Legendary Stones guitarist Keith Richards once said, “Music is a language that doesn’t speak in particular words. It speaks in emotions, and if it’s in the bones, it’s in the bones.”
Keith knows music, but researchers at Google and Osaka University in Japan know brain activity and they have reported progress in reconstructing music, not from bones but from human brain waves observed in the laboratory. The team’s paper, “Brain2Music: Reconstructing Music from Human Brain Activity,” was published on the preprint server arXiv on July 20.
Music samples covering 10 genres including rock, classical, metal, hip-hop, pop and jazz were played for five subjects while researchers observed their brain activity. Functional MRI (fMRI) readings were recorded while they listened. (fMRI readings, unlike MRI readings, record metabolic activity over time.)
The readings were then used to train a deep neural network that identified activities linked to various characteristics of music such as genre, mood and instrumentation.
An intermediate step brought MusicLM into the study. This model, designed by Google, generates music based on text descriptions. It, like the fMRIs, measures factors such as instrumentation, rhythm and emotions. An example of text input is: “Meditative song, calming and soothing, with flutes and guitars. The music is slow, with a focus on creating a sense of peace and tranquility.”
Th researchers linked the MusicLM database with the fMRI readings, enabling their AI model to reconstruct music that the subjects heard. Instead of text instructions, brain activity provided context for musical output.
“Our evaluation indicates that the reconstructed music semantically resembles the original music stimulus,” said Google’s Timo Denk, one of several authors of the recent paper.
They aptly named their AI model Brain2Music.
“The generated music resembles the musical stimuli that human subjects experienced, with respect to semantic properties like genre, instrumentation and mood,” he said. They further identified brain regions reflecting information originating from text descriptions of music.
Examples provided by the team demonstrate remarkably similar sounding excerpts of music interpreted by Brain2Music based on brainwaves of subjects.
One of the sampled songs was one of the earliest Top 10 hits of the year 2000, “Oops!… I Did It Again,” by Britney Spears. A number of the song’s musical elements such as the sound of the instruments and the beat closely matched, although lyrics were unintelligible. Brain2Go focuses on instrumentation and style, not lyrics, the researchers explained.
“This study is the first to provide a quantitative interpretation from a biological perspective,” Denk said. But he acknowledged that despite advances in text-to-music models, “their internal processes are still poorly understood.”
AI is not yet ready to tap into our brains and write out perfectly orchestrated tunes—but that day may not be too far away.
Future work on music generation models will bring improvements to “the temporal alignment between reconstruction and stimulus,” Denk said.

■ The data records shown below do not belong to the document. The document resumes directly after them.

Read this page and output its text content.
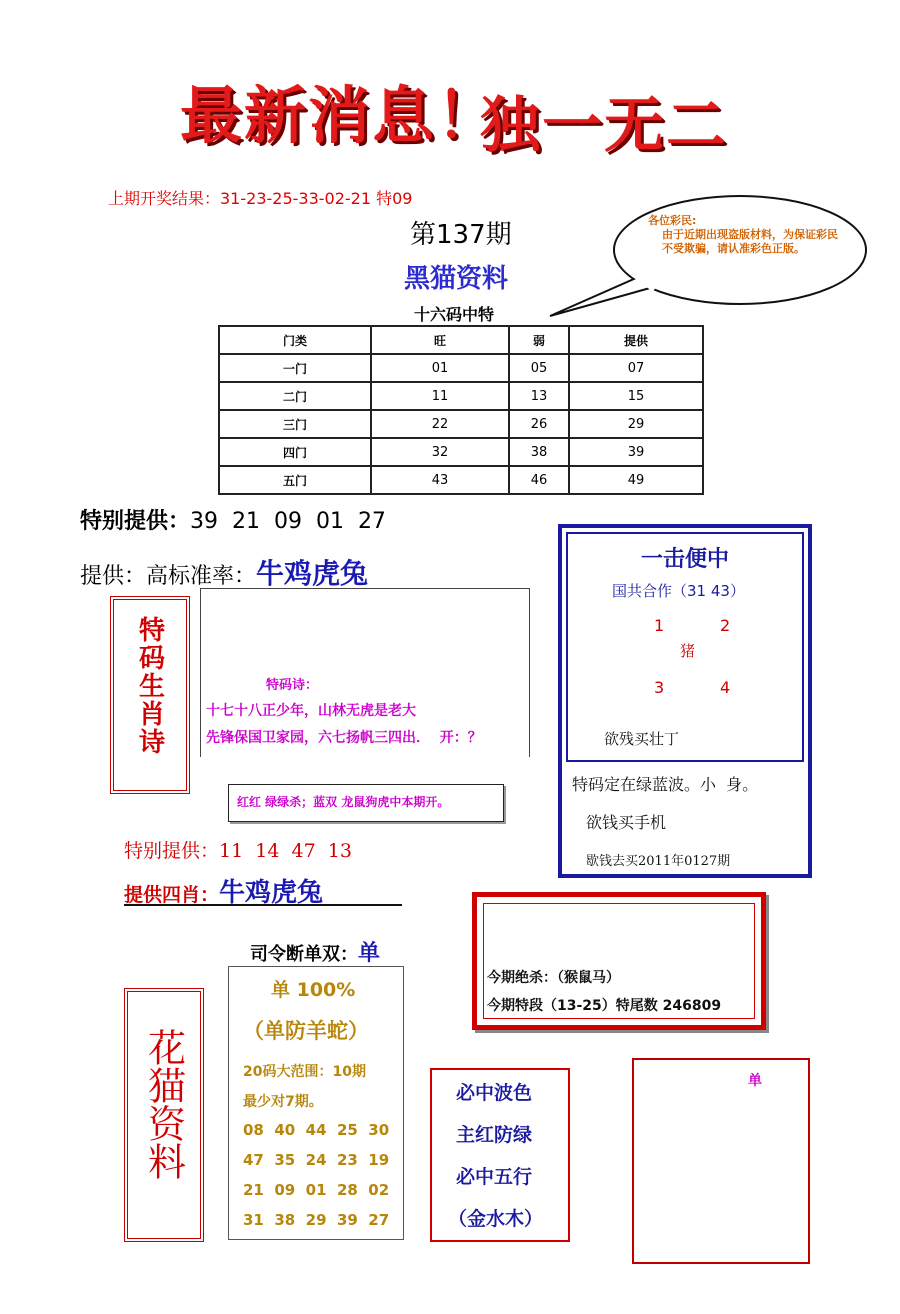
最新消息！
独一无二
上期开奖结果：31-23-25-33-02-21 特09
第137期
黑猫资料
十六码中特
各位彩民:
由于近期出现盗版材料，为保证彩民不受欺骗，请认准彩色正版。
门类	旺	弱	提供
一门	01	05	07
二门	11	13	15
三门	22	26	29
四门	32	38	39
五门	43	46	49
特别提供：39  21  09  01  27
提供：高标准率：牛鸡虎兔
特码生肖诗	特码诗：
十七十八正少年，山林无虎是老大
先锋保国卫家园，六七扬帆三四出．  开：？
红红 绿绿杀；蓝双 龙鼠狗虎中本期开。
一击便中
国共合作（31 43）
1	2
猪
3	4
欲残买壮丁
特码定在绿蓝波。小  身。
欲钱买手机
歇钱去买2011年0127期
特别提供：11  14  47  13
提供四肖：牛鸡虎兔
今期绝杀：（猴鼠马）
今期特段（13-25）特尾数 246809
司令断单双：单
花猫资料
单 100%
（单防羊蛇）
20码大范围：10期
最少对7期。
08  40  44  25  30
47  35  24  23  19
21  09  01  28  02
31  38  29  39  27
必中波色
主红防绿
必中五行
（金水木）
单
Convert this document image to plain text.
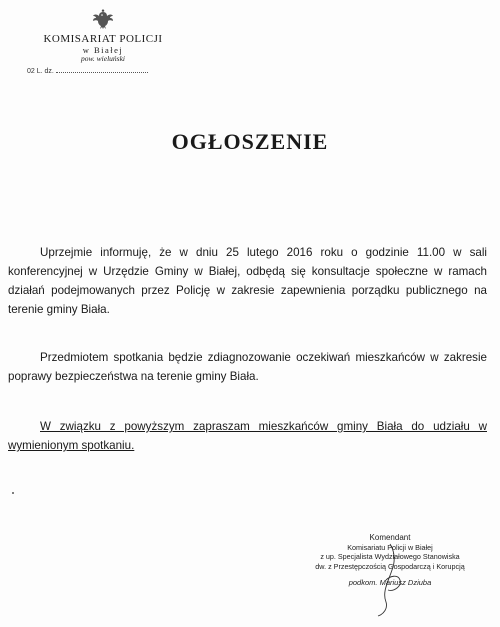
KOMISARIAT POLICJI
w Białej
pow. wieluński
02 L. dz.
OGŁOSZENIE
Uprzejmie informuję, że w dniu 25 lutego 2016 roku o godzinie 11.00 w sali konferencyjnej w Urzędzie Gminy w Białej, odbędą się konsultacje społeczne w ramach działań podejmowanych przez Policję w zakresie zapewnienia porządku publicznego na terenie gminy Biała.
Przedmiotem spotkania będzie zdiagnozowanie oczekiwań mieszkańców w zakresie poprawy bezpieczeństwa na terenie gminy Biała.
W związku z powyższym zapraszam mieszkańców gminy Biała do udziału w wymienionym spotkaniu.
Komendant
Komisariatu Policji w Białej
z up. Specjalista Wydziałowego Stanowiska
dw. z Przestępczością Gospodarczą i Korupcją
podkom. Mariusz Dziuba
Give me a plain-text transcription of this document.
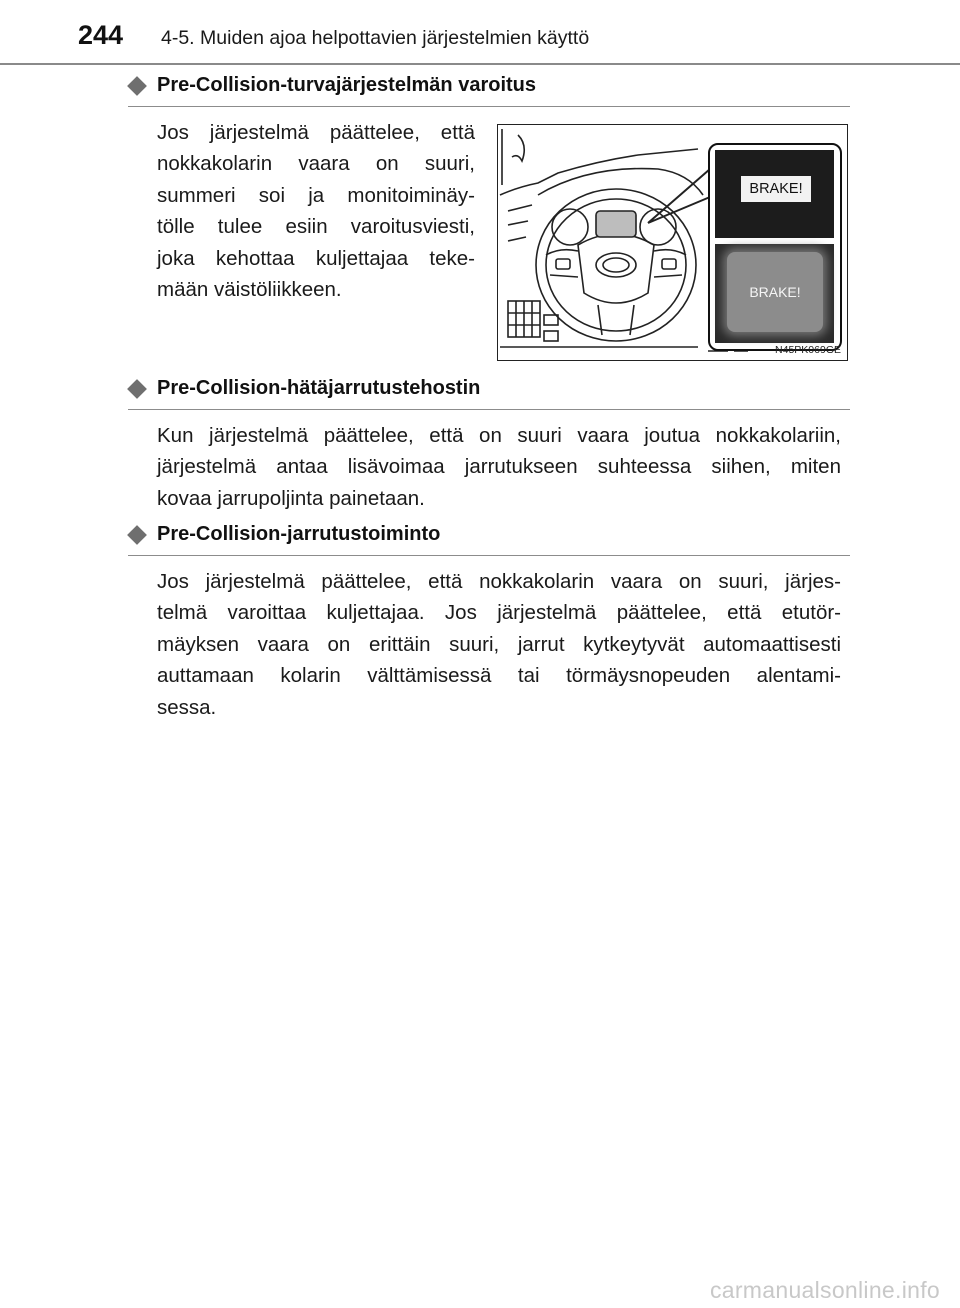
244 4-5. Muiden ajoa helpottavien järjestelmien käyttö
Pre-Collision-turvajärjestelmän varoitus
Jos järjestelmä päättelee, että
nokkakolarin vaara on suuri,
summeri soi ja monitoiminäy-
tölle tulee esiin varoitusviesti,
joka kehottaa kuljettajaa teke-
mään väistöliikkeen.
BRAKE!
BRAKE!
N45PK069GE
Pre-Collision-hätäjarrutustehostin
Kun järjestelmä päättelee, että on suuri vaara joutua nokkakolariin,
järjestelmä antaa lisävoimaa jarrutukseen suhteessa siihen, miten
kovaa jarrupoljinta painetaan.
Pre-Collision-jarrutustoiminto
Jos järjestelmä päättelee, että nokkakolarin vaara on suuri, järjes-
telmä varoittaa kuljettajaa. Jos järjestelmä päättelee, että etutör-
mäyksen vaara on erittäin suuri, jarrut kytkeytyvät automaattisesti
auttamaan kolarin välttämisessä tai törmäysnopeuden alentami-
sessa.
carmanualsonline.info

He speculated that ever-more faithful reproductions of musical compositions “from pure imagination” lie ahead.
Perhaps future songwriters will need only imagine the chorus of a song while a printer wirelessly connected to the auditory cortex prints out the score. Beethoven, who began going deaf in his 20s, ruined pianos by pounding the keys so he could better hear the music. He’d get a kick—and spare more than a few pianos—out of Brain2Music.
And Paul McCartney, who authored “Yesterday,” voted in a BBC poll in 1999 the best song of the 20th century, famously explained the idea for the song came to him in a dream, yet it took a year and a half for him to fill in all the missing parts. If a future McCartney comes up with a potential global hit in a midnight dream, a Brain2Go-type model would likely ensure a complete, speedy, accurate rendering awaiting the author at the breakfast table.